In 1947 and 1948, Finland signed treaties with Joseph Stalin after fighting two wars against the Soviet Union. The first “winter war”, between November 1939 and March 1940, occurred when Stalin invaded Finland, just as Putin has invaded Ukraine. In an echo of today, the Finns fought heroically and the Red Army disastrously, but in the end they were forced to sue for peace. The war continued when Nazi Germany invaded Russian in 1941. By 1944, the Finns realised they were on the losing side of World War Two and negotiated a separate armistice.
While there are similarities here, the political and psychological context is quite different from Ukraine today. Finland was on the losing side of a much wider war – not once but twice. Notwithstanding this, Stalin was relatively generous, preoccupied as he was with crushing freedom in Poland, East Germany and the rest of what became the Warsaw Pact.
And so, Finland was not re-annexed, nor were Finnish Communists empowered to simply take over. Finland was allowed to keep its democratic institutions and free elections. Trade with the West, while allowed, was hedged. Finland only became a full member of the European Free Trade Area in 1986, and joining the EEC was out of the question. Moreover, Finland had to pay enormous war reparations – a whole sector of the Finnish economy was committed to serving the Russians. They also had to accept a large Russian military base on their territory, which was only removed in 1956.

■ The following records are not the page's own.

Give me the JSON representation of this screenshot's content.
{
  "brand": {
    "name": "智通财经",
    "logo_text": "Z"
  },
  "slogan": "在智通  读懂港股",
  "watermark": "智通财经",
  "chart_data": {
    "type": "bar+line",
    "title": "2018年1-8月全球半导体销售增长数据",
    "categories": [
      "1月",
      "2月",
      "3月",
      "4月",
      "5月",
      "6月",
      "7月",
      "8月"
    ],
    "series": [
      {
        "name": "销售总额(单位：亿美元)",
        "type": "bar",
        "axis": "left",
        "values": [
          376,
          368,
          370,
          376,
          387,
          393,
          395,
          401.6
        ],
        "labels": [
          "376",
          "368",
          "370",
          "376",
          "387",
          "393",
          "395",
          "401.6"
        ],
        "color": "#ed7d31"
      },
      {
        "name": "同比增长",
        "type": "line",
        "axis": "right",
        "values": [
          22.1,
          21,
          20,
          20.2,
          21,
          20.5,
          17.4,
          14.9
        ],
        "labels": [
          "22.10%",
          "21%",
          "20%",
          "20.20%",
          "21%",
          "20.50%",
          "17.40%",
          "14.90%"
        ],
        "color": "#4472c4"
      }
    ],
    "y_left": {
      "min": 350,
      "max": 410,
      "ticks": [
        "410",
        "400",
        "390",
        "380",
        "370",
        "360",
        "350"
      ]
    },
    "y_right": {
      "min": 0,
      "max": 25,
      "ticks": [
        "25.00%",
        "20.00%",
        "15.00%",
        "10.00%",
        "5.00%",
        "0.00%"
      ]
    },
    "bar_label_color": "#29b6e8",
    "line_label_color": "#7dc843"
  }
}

Finland was therefore obliged to be a neutral state, not by choice, but through a mixture of formal written guarantees and informal ‘understandings’ between Russian leaders and a handful of senior Finnish politicians. While Finland could remain a free western-oriented country, they were to do nothing as regards military and foreign policy that might threaten the USSR. That meant returning many Russian dissidents back to the KGB and turning a blind eye to systematic human rights violations and the Soviet invasion of Afghanistan. By the late 1950s and early 1960s, then premier of the Soviet Union, Nikita Khrushchev had perfected the not-so-subtle art of interfering in Finnish politics to signal his displeasure at the make-up of Finnish coalition governments. Some Finnish parties had to informally agree to not join a government regardless of votes, lest it offend the Russians. The Soviet Politburo [executive committee] repeatedly signalled that they expected Urho Kekkonen to remain President of Finland for as long as possible, as ‘their man’ with whom they could do business. Kekkonen dominated Finnish politics for almost two decades. Finally, in 1991, Finland dumped their servile relationship with Russia. While remaining non-aligned they have joined the EU and despite not being a member, have become very close to NATO. All Finns understood the necessity of these horrible compromises given their history and place within the wider Cold War. People today who advocate historic Finnish-style neutrality as a quick fix for the Ukraine war would do well to understand that something as subtle or consensual is very unlikely to work today.